Reductively reducing animals and inflating ourselves

There’s a new slew of dog psychology books out there now. Here are some reviews, from Adam Gropnik in the New Yorker and from the Economist. It’s all a big race to explain to us that dogs don’t have human emotions, again, and they are responding to us, and they don’t have complex intelligence as those sentimental dog owners ascribe to them, etc. Which might have been gleaned from the fact that dogs have yet to invent, let alone operate, the personal computer.

What rubs me the wrong way about people like Gropnik who write about dogs is less their desire to intellectually put down sentimentalism about animals.

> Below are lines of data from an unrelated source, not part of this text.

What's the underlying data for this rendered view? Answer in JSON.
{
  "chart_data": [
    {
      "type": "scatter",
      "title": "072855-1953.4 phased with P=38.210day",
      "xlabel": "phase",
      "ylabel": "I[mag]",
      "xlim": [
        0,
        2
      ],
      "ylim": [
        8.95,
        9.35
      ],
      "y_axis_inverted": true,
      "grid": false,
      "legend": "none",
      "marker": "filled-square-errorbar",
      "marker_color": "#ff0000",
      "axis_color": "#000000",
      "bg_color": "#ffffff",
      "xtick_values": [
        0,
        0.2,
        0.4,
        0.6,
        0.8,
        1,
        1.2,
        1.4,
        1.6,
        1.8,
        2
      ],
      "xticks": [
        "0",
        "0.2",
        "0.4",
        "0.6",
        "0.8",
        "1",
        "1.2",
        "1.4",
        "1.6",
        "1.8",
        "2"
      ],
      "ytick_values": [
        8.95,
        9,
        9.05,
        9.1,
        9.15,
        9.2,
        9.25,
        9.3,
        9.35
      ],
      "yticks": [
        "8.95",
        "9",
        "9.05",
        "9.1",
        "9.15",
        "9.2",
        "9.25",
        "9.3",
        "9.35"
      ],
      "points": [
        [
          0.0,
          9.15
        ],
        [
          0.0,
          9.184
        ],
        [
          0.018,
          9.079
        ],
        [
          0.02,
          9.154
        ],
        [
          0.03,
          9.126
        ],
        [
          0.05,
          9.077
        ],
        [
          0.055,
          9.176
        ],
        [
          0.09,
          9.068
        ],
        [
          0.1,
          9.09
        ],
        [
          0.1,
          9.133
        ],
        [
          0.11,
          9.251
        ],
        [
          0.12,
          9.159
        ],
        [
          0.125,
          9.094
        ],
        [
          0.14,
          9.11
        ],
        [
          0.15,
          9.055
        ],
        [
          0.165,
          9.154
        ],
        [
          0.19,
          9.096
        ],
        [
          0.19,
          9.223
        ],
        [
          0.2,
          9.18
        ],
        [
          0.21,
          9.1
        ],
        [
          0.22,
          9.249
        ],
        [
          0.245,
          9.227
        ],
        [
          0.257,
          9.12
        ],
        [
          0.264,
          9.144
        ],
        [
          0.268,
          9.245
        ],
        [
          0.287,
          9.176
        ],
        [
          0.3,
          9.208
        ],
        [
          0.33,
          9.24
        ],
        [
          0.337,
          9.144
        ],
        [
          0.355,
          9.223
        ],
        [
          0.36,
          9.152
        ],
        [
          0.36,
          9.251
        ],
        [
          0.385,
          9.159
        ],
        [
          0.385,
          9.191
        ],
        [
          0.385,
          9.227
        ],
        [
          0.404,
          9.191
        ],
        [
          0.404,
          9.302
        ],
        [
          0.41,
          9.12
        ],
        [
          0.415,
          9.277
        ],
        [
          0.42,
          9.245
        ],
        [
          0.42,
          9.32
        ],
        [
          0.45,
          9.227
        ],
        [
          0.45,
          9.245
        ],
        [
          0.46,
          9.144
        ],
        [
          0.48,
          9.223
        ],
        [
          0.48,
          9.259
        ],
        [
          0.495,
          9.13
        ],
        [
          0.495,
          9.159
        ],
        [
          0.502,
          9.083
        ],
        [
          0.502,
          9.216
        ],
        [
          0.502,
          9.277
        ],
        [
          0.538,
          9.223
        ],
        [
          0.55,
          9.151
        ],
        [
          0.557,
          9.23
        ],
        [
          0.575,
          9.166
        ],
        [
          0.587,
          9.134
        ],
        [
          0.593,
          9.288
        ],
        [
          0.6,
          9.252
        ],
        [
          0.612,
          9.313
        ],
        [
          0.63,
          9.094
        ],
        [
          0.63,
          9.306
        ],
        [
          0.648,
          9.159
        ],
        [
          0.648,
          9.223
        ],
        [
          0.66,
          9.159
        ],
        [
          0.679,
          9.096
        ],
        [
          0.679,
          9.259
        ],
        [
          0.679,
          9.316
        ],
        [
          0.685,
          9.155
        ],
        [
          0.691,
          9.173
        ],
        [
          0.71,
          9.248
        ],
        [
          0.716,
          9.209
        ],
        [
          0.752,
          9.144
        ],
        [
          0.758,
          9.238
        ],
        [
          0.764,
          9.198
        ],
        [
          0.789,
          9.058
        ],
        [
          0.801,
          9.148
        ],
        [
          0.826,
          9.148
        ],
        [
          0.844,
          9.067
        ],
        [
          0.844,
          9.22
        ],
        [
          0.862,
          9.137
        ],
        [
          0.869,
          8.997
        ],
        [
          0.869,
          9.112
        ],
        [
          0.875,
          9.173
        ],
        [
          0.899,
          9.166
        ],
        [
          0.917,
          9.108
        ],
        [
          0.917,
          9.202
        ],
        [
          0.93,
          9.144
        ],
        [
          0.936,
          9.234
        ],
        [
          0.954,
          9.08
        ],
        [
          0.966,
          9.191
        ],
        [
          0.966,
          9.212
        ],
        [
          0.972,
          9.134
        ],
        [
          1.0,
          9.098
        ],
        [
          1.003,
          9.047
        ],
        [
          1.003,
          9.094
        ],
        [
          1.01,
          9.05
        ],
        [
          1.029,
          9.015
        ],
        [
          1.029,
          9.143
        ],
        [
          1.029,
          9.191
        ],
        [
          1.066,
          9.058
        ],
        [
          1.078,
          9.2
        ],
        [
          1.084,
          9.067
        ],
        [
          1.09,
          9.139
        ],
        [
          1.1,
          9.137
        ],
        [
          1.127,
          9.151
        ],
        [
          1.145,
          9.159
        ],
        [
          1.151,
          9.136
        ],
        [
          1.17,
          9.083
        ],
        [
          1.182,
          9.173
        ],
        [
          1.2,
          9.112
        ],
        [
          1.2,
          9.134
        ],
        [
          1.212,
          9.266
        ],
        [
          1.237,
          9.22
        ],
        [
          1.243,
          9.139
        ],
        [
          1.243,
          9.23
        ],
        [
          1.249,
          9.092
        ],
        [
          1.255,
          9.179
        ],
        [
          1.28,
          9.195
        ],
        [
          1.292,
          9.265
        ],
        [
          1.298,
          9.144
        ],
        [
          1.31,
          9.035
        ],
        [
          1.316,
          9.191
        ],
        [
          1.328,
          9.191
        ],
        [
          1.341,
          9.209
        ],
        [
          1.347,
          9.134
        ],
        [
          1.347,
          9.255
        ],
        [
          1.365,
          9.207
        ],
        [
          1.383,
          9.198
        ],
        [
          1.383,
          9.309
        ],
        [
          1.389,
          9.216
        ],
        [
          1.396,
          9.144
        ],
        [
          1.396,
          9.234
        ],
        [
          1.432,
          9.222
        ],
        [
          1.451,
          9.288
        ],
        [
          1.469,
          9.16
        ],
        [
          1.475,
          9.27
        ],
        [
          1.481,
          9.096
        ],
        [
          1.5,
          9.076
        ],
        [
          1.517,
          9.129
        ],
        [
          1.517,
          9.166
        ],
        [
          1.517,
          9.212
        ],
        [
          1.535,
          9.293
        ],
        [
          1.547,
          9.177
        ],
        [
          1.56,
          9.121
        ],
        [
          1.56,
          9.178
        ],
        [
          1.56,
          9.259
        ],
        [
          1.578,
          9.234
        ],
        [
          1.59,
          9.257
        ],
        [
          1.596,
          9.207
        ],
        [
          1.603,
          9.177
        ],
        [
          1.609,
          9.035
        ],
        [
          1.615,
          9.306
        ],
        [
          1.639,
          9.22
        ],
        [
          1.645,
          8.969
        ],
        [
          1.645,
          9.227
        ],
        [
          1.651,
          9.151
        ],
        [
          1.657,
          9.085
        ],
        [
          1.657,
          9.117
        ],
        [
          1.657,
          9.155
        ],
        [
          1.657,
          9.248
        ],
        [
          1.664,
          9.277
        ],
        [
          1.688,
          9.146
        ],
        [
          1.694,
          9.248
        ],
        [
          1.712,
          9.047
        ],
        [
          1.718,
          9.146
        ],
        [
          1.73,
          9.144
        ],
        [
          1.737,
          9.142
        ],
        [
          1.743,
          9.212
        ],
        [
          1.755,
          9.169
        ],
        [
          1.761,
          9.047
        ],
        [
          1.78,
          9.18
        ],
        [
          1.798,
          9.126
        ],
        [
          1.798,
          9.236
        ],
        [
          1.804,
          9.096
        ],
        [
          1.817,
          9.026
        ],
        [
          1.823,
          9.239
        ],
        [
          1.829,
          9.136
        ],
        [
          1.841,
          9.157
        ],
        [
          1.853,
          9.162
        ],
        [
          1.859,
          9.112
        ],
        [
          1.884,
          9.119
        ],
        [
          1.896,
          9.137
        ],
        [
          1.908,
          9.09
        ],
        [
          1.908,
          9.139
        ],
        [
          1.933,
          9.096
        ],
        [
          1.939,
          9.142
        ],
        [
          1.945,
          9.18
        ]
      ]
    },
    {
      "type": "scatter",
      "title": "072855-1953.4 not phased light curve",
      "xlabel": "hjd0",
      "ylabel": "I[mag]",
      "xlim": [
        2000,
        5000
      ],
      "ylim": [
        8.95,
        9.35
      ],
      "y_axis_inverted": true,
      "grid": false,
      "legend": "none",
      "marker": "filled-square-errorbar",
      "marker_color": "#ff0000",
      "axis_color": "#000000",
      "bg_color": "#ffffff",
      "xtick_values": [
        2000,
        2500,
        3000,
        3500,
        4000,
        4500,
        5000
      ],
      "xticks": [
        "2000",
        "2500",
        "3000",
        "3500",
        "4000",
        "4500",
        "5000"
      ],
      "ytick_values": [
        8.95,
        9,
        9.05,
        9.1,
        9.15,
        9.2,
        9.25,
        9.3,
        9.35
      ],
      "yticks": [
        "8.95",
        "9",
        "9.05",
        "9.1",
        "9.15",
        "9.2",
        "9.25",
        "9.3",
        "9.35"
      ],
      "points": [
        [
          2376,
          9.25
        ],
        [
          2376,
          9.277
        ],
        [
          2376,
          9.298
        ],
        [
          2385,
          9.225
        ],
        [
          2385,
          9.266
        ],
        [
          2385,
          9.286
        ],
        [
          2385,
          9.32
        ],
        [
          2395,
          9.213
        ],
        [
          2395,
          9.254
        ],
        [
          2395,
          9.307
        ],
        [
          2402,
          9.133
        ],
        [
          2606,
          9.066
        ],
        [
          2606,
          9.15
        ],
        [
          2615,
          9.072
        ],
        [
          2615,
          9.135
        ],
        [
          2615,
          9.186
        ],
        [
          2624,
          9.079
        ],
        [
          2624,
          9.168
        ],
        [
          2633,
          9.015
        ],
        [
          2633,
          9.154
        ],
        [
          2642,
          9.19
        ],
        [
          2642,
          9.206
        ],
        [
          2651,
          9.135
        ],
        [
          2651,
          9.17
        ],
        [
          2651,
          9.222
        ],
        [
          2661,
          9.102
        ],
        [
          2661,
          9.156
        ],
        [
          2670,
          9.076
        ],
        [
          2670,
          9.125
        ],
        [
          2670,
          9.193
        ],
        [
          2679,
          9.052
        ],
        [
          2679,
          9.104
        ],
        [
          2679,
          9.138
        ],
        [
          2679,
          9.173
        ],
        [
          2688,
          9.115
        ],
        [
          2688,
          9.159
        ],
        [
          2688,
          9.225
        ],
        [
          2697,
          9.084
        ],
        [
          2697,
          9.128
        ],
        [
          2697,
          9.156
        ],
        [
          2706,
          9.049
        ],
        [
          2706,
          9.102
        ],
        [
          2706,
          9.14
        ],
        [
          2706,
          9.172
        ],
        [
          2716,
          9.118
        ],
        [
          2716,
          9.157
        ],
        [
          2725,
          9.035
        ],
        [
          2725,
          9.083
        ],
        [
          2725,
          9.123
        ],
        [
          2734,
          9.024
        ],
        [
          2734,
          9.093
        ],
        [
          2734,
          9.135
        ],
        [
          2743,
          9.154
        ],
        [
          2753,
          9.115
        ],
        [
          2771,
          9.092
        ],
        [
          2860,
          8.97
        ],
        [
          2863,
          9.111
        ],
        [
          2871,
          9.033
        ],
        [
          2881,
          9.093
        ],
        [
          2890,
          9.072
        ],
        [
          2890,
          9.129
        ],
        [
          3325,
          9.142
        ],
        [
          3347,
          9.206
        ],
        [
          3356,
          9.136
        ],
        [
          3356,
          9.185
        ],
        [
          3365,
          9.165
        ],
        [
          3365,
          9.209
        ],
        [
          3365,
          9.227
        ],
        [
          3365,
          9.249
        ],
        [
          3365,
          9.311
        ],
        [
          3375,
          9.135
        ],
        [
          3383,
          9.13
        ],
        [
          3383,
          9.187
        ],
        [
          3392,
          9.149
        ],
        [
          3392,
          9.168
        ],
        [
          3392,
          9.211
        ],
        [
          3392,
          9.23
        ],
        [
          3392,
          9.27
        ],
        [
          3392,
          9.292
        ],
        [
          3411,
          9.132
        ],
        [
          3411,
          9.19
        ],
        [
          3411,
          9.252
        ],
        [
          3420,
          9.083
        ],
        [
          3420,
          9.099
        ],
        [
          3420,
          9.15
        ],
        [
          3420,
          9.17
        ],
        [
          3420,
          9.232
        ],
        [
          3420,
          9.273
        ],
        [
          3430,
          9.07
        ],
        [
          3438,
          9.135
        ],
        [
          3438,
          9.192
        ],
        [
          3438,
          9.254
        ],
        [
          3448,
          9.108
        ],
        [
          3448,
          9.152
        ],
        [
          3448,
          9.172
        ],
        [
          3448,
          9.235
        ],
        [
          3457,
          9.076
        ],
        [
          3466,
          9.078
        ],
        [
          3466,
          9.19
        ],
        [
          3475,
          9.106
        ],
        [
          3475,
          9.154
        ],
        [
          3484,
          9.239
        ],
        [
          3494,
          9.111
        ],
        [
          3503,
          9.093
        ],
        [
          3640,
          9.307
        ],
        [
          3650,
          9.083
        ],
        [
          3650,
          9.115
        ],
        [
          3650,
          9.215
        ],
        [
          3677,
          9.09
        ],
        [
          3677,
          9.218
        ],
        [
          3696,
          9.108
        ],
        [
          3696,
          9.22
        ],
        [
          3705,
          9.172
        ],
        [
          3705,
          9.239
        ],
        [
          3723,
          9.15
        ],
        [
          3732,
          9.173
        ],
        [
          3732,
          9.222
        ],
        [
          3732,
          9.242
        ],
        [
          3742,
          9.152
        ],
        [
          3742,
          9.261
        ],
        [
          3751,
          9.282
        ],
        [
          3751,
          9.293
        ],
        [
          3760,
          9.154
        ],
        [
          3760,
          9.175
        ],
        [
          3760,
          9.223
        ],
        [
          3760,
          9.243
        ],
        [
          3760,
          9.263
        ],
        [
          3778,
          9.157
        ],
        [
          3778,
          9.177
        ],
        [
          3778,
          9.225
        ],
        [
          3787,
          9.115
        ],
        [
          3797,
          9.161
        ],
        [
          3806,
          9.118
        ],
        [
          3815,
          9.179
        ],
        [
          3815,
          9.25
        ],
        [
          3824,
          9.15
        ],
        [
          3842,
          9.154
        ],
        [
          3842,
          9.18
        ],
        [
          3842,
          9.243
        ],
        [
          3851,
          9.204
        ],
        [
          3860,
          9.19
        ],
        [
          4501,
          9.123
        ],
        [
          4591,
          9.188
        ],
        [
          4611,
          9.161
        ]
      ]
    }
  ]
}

I could care less what anybody thinks about my likes and dislikes or what I get attached to. It also doesn’t annoy me that people want to debunk the idea that dogs (or other animals) have complex emotions.

It’s that they assume that humans do have complex emotions by contrast, and I’m not convinced that ours are really that all-fired evolved. We have a lot of language about emotions, and a lot of stories But having a lot of words to describe something doesn’t mean the differences between the objects described are all that real.

So, supposedly, dogs don’t feel jealousy. They just feel their needs, what they want. So I have a dog that routinely hip-checks the other one out of the way when there is affection being handed out. That’s not jealousy according to this thinking, that’s, supposedly, want–a want for affection. The other dog is just incidental. But what is jealousy at all if not want? I’m jealous that a colleague of mine receives constant praise and attention from the senior faculty. But it’s less about the other person and more about just plain wanting a word of praise now and then, which I suppose reflects poorly on me but strikes me as–in a 100 percent honest world–perfectly natural to want to be told you’re doing a good job once in awhile.

What is grief but want, really–the searing pain of a loss of somebody or something wanted?

I keep dogs because they are cute and fuzzy and make me laugh. It’s a need for diversion. They give me something to think about other than myself, and they are less complicated than the super-geniuses I’m surrounded by on a daily basis.